Egli era giunto al Battaglione coi “pupi” del '98 sul finire del tragico 1917, quando dal Massiccio del Pasubio si guardava ad oriente con l’animo impietrito dall'angoscia e dalla volontà di «tener duro».

Giunto con una di quelle ondate di fresche energie che dai depositi fluivano a reintegrare i vuoti dei Battaglioni, il giovanissimo Aspirante svelava subito ai Colleghi la figura tipica dello studente che, lasciate le aule dello studio e vestita la Divisa dell'Ufficiale, aveva potuto alfine appagare le proprie generose impazienze, vivendo la dura vita della trincea. Ma non era in lui né irrequietezza, né baldanza, ne gogliardica spensieratezza; e stupiva quasi il suo contegno per lo più serio e taciturno, costan­temente dominato dalla idea del dovere. Solo a pochissimi intimi; apparivano, talora a tratti, quasi intravisti sotto una modestia che nulla aveva di falso, gli aspetti di una intelligenza meditativa, di una bontà, di una delicatezza d'animo singolare.

Donde sia scaturita questa pacata figura di Eroe, come siano sorti, in qual modo siansi formati e rafforzati i fermissimi propositi che, attraverso prodigi di valore, condussero Enzo Zerboglio alla fine gloriosa, con semplicità pari alla grandezza del sacrificio, dicono ora le pagine che con commozione sconsolata, ha raccolto il padre suo. Ed è con cocente rinnovato rimpianto per chi lo conobbe, che rivive nella lontananza il giovinetto che nella dolcezza degli affetti famigliari. nell'amore agli studi, nella passione per la montagna da Lui percorsa sotto la guida paterna, andava inconsciamente maturando il corpo e lo spirito al luminoso destino.

Nulla di eccezionale nella sua esistenza: ma una visione esatta della vita, indice di precoce maturità una natura essenzialmente positiva e realistica, per quanto piena di affettuosità e di sentimento, che gli faceva scrivere ai suoi, partendo per la guerra: “Sperare sempre senza vivere nel mondo delle illusioni, sperare ragionando e rendendosi ben conto della realtà delle cose”.

Ma sopratutto Egli era animato da un'altissima coscienza del proprio dovere.

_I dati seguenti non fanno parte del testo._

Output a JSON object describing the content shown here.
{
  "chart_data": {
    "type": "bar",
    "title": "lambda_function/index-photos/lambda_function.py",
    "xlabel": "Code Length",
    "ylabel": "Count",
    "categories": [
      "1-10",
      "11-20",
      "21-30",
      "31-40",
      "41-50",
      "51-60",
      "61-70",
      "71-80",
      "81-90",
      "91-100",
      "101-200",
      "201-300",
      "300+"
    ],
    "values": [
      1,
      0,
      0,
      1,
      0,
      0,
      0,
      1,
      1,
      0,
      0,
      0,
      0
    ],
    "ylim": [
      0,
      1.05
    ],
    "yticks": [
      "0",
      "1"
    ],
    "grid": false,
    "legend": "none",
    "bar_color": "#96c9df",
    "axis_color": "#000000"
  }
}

Scrive un suo compagno di guerra al padre:

Enzo aveva il senso perfetto del dovere e come tale deve avere incluso in questo dovere il dono della vita. Considerazione obbiettiva secondo la quale disciplinò tutta la sua volontà: sicchè le manifestazioni furono in ogni momento di una compostezza austera, serena, fattiva. senza smarrimenti. L'opera sua si svolse senza clamori, diligente, costante. scrupolosa. Essa sapeva varcare i confini imposti dagli ordini sempre nel senso del miglior rendimento. Fu parco di parole e quelle poche che disse furono tutte assennate. Castigatissimo nei costumi anche quando !e circostanze sembravano volessero indulgere ai sensi. Buono e dignitoso cogli Inferiori: buono e generoso coi compagni: deciso nel comandare: pronto nell'obbedire.

Non ostentò mai severità o maturità precoce. Fu uomo fatto e fanciullo in deliziosa armonia di spontanei atteggiamenti. Amava sentirsi chiamare da me «il mio pupo». Quando. imitando la parlata natia e la rapidità abituale dell’eloquio suo. io lo chiamavo «pisano»  rideva con ingenua espansione e mi ripagava con un «varesotto, varesotto» pieno di affettuosa caricatura.

Si espandeva in una schietta giocondità come quella di un bambino davanti a un giocattolo. allorché ascoltava i discorsi del compagno Lustrissy (Caduto con Lui, altra figura purissima del Battaglione) che Egli amava molto. Diventava giocondo, dicevo, poiché il Sottotenente Lustrissv aveva un modo caratteristico di narrare le cose, pieno di enfasi infantile di gesti e di espressioni mutevoli del viso.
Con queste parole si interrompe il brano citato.